# Exchange- live the Ranchlife



## Spotfreak (Oct 14, 2011)

Hi, my name is Malou and I'm from Austria. The school leaving examinations are coming soon, it's my last year at school.
So I want to make my dream come true and go to Canada/USA for 2 or 3 months. I hoped that I'll find a ranch, where I can work for board and lodging. 
My motives for this travel are, that I want to improve my english
and that I want to make this experience. Ok... and maybe I watched too much heartland.
But I hope someone here can answer my questions :wink:

at first... does a thread like this already exist (I couldn't find one)

then... worked somebody already on a ranch for board and lodging?

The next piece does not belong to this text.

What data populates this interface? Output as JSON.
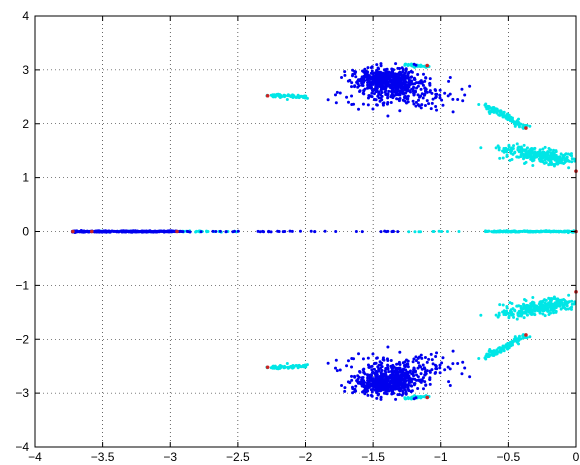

Or did a kind of exchange?
... If there is somebody, who did: what organisation did you "use", or how did you get to your hosts?

I hope you can help me 
Malou


----------



## SugarPlumLove (Dec 27, 2009)

I heard of a ranch in the Rockies but it's more of a lesson thing. You work for lessons. It's called Falling Star Ranch and is in McBride BC Close by where I live


----------



## kait18 (Oct 11, 2011)

look for working student positions if you want to learn more english based riding. if you want a ranch life just plug into google for ranch positions in USA or Canada. i found a ton for the USA but its only for a season. like just for the summer or for the winter. just contact them and ask questions. 

good luck and have fun  if only i had thought of that before i got my job :/


----------



## kait18 (Oct 11, 2011)

you can even contact some national parks in the USA.. they have ranchs that offer trail rides to visitors they can put you in contact with people who offer positions like what you are looking for


----------



## proequine (Jul 9, 2009)

I think that your problem is the difference in the US description of a ranch? Ranch can mean many different things in the US. A California ranch can be as small as 5-10 acres, in New Mexico, Montana, Wyoming, ranch land may be 200 sections. (640 acres in 1 section) These _*"ranches*_" are quite different in how they are run and operate. 

If you will explain your background studies and experience, we could advise you. Are your studies in cattle, sheep, horses? Land management? Business? Try to tell us what you are hoping to find and experience in employment?


----------



## Equestrienne92 (Oct 26, 2009)

Take a look at websites like yardandgroom.com

You might find something you're looking for.
_Posted via Mobile Device_


----------



## Dreamcatcher Arabians (Nov 14, 2010)

Really, it depends on what you think you want to do. We have a breeding farm here and are on 10 acres, so you're not going to be riding wildly chasing cattle, but you would learn about foaling, training foals/weanlings/young horses, Arabian horses and Arabian crosses and you'd learn Americanized English. 

Write some farms and find one that suits your personality, and will help you accomplish your goals. You just might have to do a lot of letter writing and e-mailing to find just the right one. Good LUCK!


----------



## ceeber (Nov 16, 2011)

Try Sundance Guest Ranch in British Columbia. They are offering work in exchange for free room and board and free horseback riding.


----------



## Saddlebag (Jan 17, 2011)

Google Guest Ranches, Alberta and you should get all kinds of info. It's a start.


----------